Originally posted by vidya sagar:

When JVM interprets this line by seeing logical OR(|) it assumes left side of the OR operator as one set and right side of the operator as another set

so it evaluates in this fashion

( (b[0] && b[1] ) | b[2] )

That's actually not correct.

If that were true, then the left side of | would be evaluated, and then the right side of | would be evaluated, since | always evaluates both sides. However, this program demonstrates that that is not what is happening (see Case 4):

The output is:

a1=1, b1=0, c1=0, true, Case 1: true || true & false

a2=1, b2=0, c2=0, true, Case 2: true || (true & false)

a3=1, b3=0, c3=1, false, Case 3: (true || true) & false

a4=1, b4=0, c4=0, false, Case 4: false && true | true

a5=1, b5=0, c5=0, false, Case 5: false && (true | true)

a6=1, b6=0, c6=1, true, Case 6: (false && true) | true

The results of case 1 and case 2 are identical, and the results of case 4 and case 5 are identical. After a short-circuit operator, the remaining parts of the expression are not evaluated at all, as shown by the fact that the b and c variables in those cases were not incremented.

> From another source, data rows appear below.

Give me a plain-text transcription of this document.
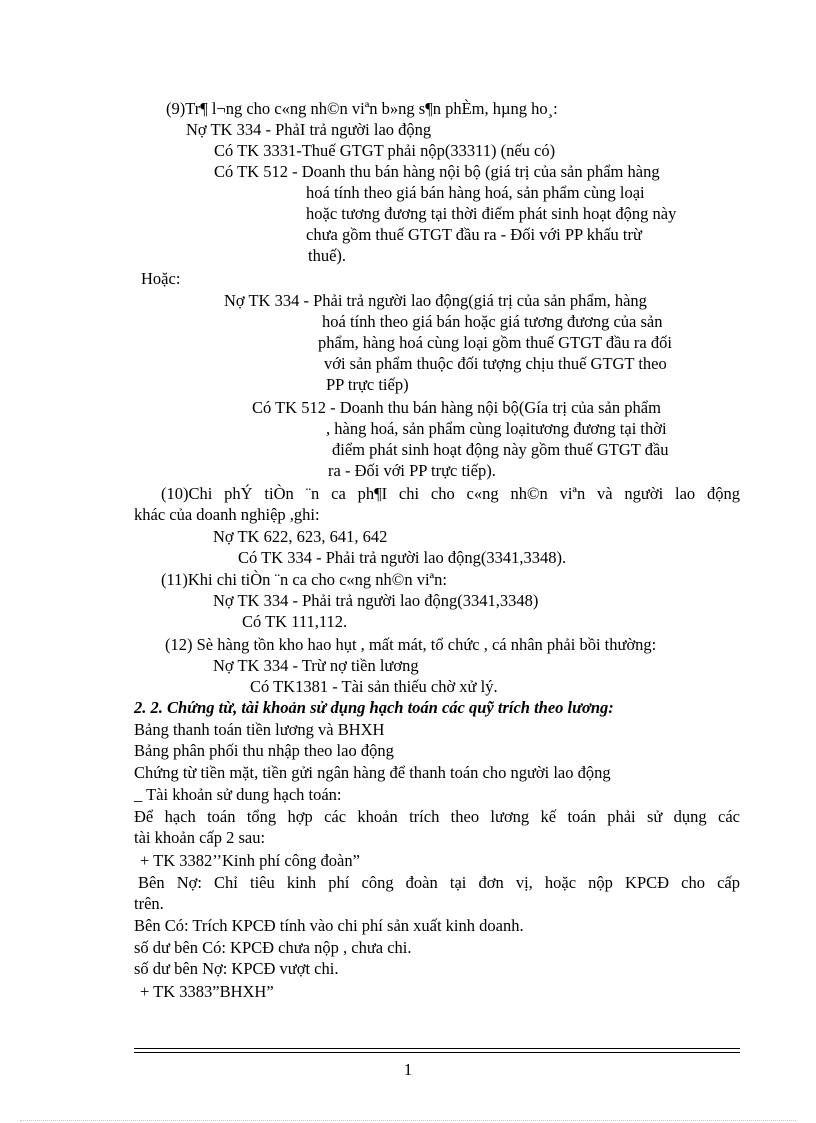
(9)Tr¶ l¬ng cho c«ng nh©n viªn b»ng s¶n phÈm, hµng ho¸:
Nợ TK 334 - PhảI trả người lao động
Có TK 3331-Thuế GTGT phải nộp(33311) (nếu có)
Có TK 512 - Doanh thu bán hàng nội bộ (giá trị của sản phẩm hàng
hoá tính theo giá bán hàng hoá, sản phẩm cùng loại
hoặc tương đương tại thời điểm phát sinh hoạt động này
chưa gồm thuế GTGT đầu ra - Đối với PP khấu trừ
thuế).
Hoặc:
Nợ TK 334 - Phải trả người lao động(giá trị của sản phẩm, hàng
hoá tính theo giá bán hoặc giá tương đương của sản
phẩm, hàng hoá cùng loại gồm thuế GTGT đầu ra đối
với sản phẩm thuộc đối tượng chịu thuế GTGT theo
PP trực tiếp)
Có TK 512 - Doanh thu bán hàng nội bộ(Gía trị của sản phẩm
, hàng hoá, sản phẩm cùng loạitương đương tại thời
điểm phát sinh hoạt động này gồm thuế GTGT đầu
ra - Đối với PP trực tiếp).
(10)Chi phÝ tiÒn ¨n ca ph¶I chi cho c«ng nh©n viªn và người lao động
khác của doanh nghiệp ,ghi:
Nợ TK 622, 623, 641, 642
Có TK 334 - Phải trả người lao động(3341,3348).
(11)Khi chi tiÒn ¨n ca cho c«ng nh©n viªn:
Nợ TK 334 - Phải trả người lao động(3341,3348)
Có TK 111,112.
(12) Sè hàng tồn kho hao hụt , mất mát, tổ chức , cá nhân phải bồi thường:
Nợ TK 334 - Trừ nợ tiền lương
Có TK1381 - Tài sản thiếu chờ xử lý.
2. 2. Chứng từ, tài khoản sử dụng hạch toán các quỹ trích theo lương:
Bảng thanh toán tiền lương và BHXH
Bảng phân phối thu nhập theo lao động
Chứng từ tiền mặt, tiền gửi ngân hàng để thanh toán cho người lao động
_ Tài khoản sử dung hạch toán:
Để hạch toán tổng hợp các khoản trích theo lương kế toán phải sử dụng các
tài khoản cấp 2 sau:
+ TK 3382’’Kinh phí công đoàn”
Bên Nợ: Chỉ tiêu kinh phí công đoàn tại đơn vị, hoặc nộp KPCĐ cho cấp
trên.
Bên Có: Trích KPCĐ tính vào chi phí sản xuất kinh doanh.
số dư bên Có: KPCĐ chưa nộp , chưa chi.
số dư bên Nợ: KPCĐ vượt chi.
+ TK 3383”BHXH”
1
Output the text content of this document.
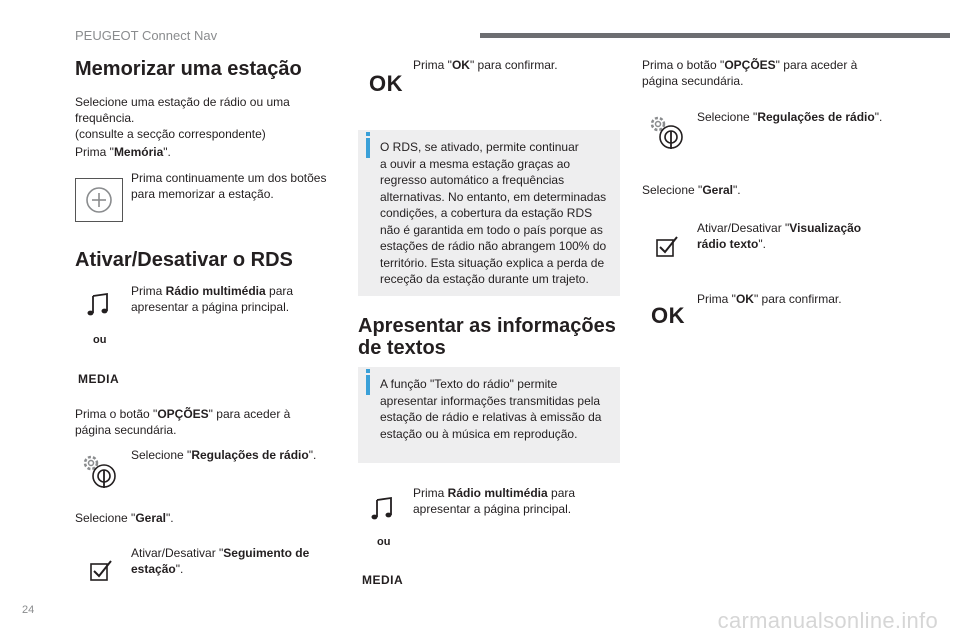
PEUGEOT Connect Nav
Memorizar uma estação
Selecione uma estação de rádio ou uma
frequência.
(consulte a secção correspondente)
Prima "Memória".
Prima continuamente um dos botões
para memorizar a estação.
Ativar/Desativar o RDS
Prima Rádio multimédia para
apresentar a página principal.
ou
MEDIA
Prima o botão "OPÇÕES" para aceder à
página secundária.
Selecione "Regulações de rádio".
Selecione "Geral".
Ativar/Desativar "Seguimento de
estação".
OK
Prima "OK" para confirmar.
O RDS, se ativado, permite continuar
a ouvir a mesma estação graças ao
regresso automático a frequências
alternativas. No entanto, em determinadas
condições, a cobertura da estação RDS
não é garantida em todo o país porque as
estações de rádio não abrangem 100% do
território. Esta situação explica a perda de
receção da estação durante um trajeto.
Apresentar as informações
de textos
A função "Texto do rádio" permite
apresentar informações transmitidas pela
estação de rádio e relativas à emissão da
estação ou à música em reprodução.
Prima Rádio multimédia para
apresentar a página principal.
ou
MEDIA
Prima o botão "OPÇÕES" para aceder à
página secundária.
Selecione "Regulações de rádio".
Selecione "Geral".
Ativar/Desativar "Visualização
rádio texto".
Prima "OK" para confirmar.
OK
24	carmanualsonline.info
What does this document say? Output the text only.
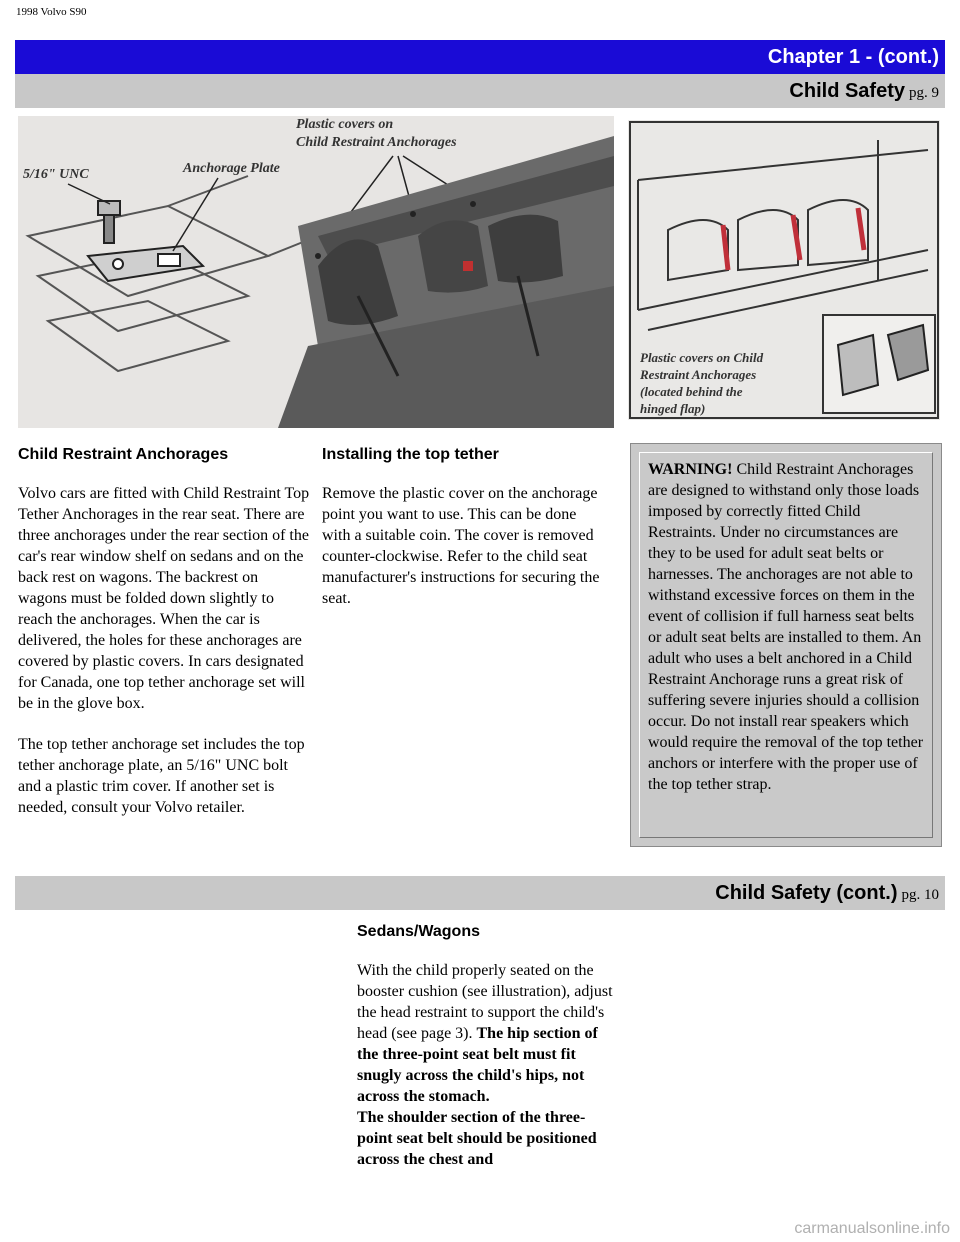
1998 Volvo S90
Chapter 1 - (cont.)
Child Safety pg. 9
Plastic covers on
Child Restraint Anchorages
5/16" UNC	Anchorage Plate
Plastic covers on Child
Restraint Anchorages
(located behind the
hinged flap)
Child Restraint Anchorages

Volvo cars are fitted with Child Restraint Top Tether Anchorages in the rear seat. There are three anchorages under the rear section of the car's rear window shelf on sedans and on the back rest on wagons. The backrest on wagons must be folded down slightly to reach the anchorages. When the car is delivered, the holes for these anchorages are covered by plastic covers. In cars designated for Canada, one top tether anchorage set will be in the glove box.

The top tether anchorage set includes the top tether anchorage plate, an 5/16" UNC bolt and a plastic trim cover. If another set is needed, consult your Volvo retailer.

Installing the top tether

Remove the plastic cover on the anchorage point you want to use. This can be done with a suitable coin. The cover is removed counter-clockwise. Refer to the child seat manufacturer's instructions for securing the seat.

WARNING! Child Restraint Anchorages are designed to withstand only those loads imposed by correctly fitted Child Restraints. Under no circumstances are they to be used for adult seat belts or harnesses. The anchorages are not able to withstand excessive forces on them in the event of collision if full harness seat belts or adult seat belts are installed to them. An adult who uses a belt anchored in a Child Restraint Anchorage runs a great risk of suffering severe injuries should a collision occur. Do not install rear speakers which would require the removal of the top tether anchors or interfere with the proper use of the top tether strap.
Child Safety (cont.) pg. 10
Sedans/Wagons

With the child properly seated on the booster cushion (see illustration), adjust the head restraint to support the child's head (see page 3). The hip section of the three-point seat belt must fit snugly across the child's hips, not across the stomach.
The shoulder section of the three-point seat belt should be positioned across the chest and

carmanualsonline.info
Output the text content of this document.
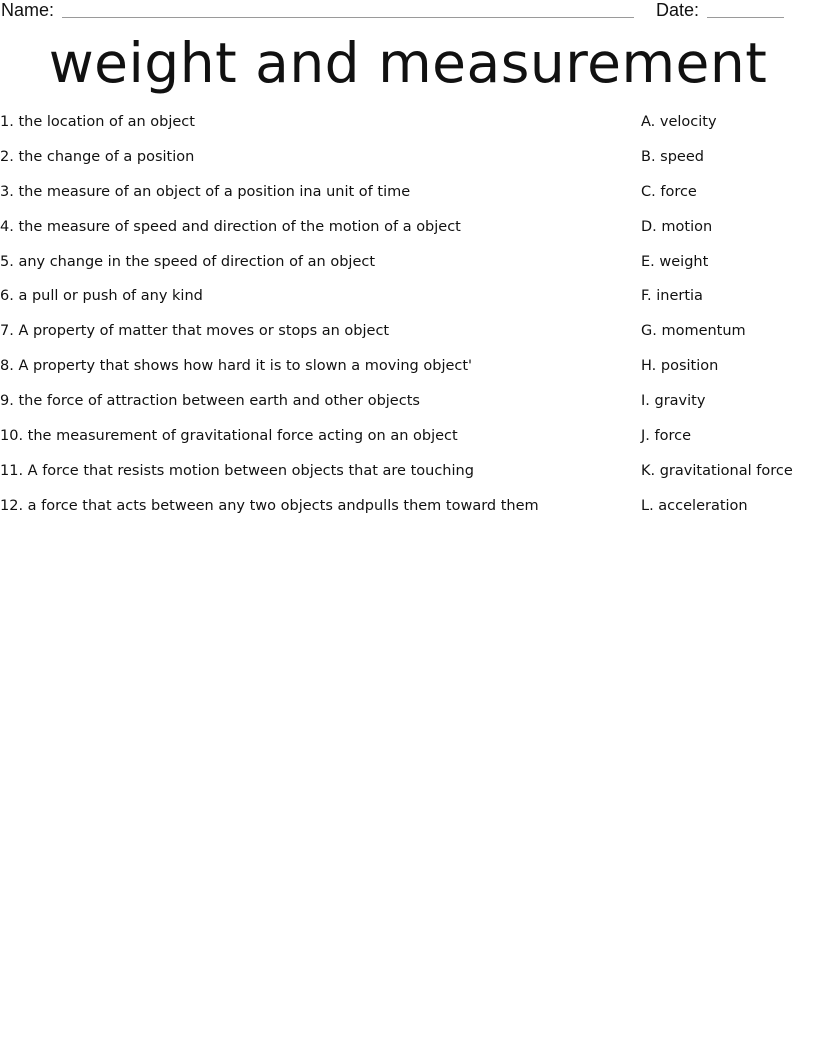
Name:	Date:
weight and measurement
1. the location of an object
2. the change of a position
3. the measure of an object of a position ina unit of time
4. the measure of speed and direction of the motion of a object
5. any change in the speed of direction of an object
6. a pull or push of any kind
7. A property of matter that moves or stops an object
8. A property that shows how hard it is to slown a moving object'
9. the force of attraction between earth and other objects
10. the measurement of gravitational force acting on an object
11. A force that resists motion between objects that are touching
12. a force that acts between any two objects andpulls them toward them
A. velocity
B. speed
C. force
D. motion
E. weight
F. inertia
G. momentum
H. position
I. gravity
J. force
K. gravitational force
L. acceleration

In case 4, there is an expression

++a4==9 && ++b4==1 | ++c4==1

in which neither

**++b4==1** nor

**++c4==1** gets evaluated, despite the fact that the | operator always evaluates both sides before returning a result. This shows that evaluation runs left-to-right until the && short-circuit operator determines that no more evaluation is necessary (because the left side of && was false). The rest of the expression is ignored, and false is returned.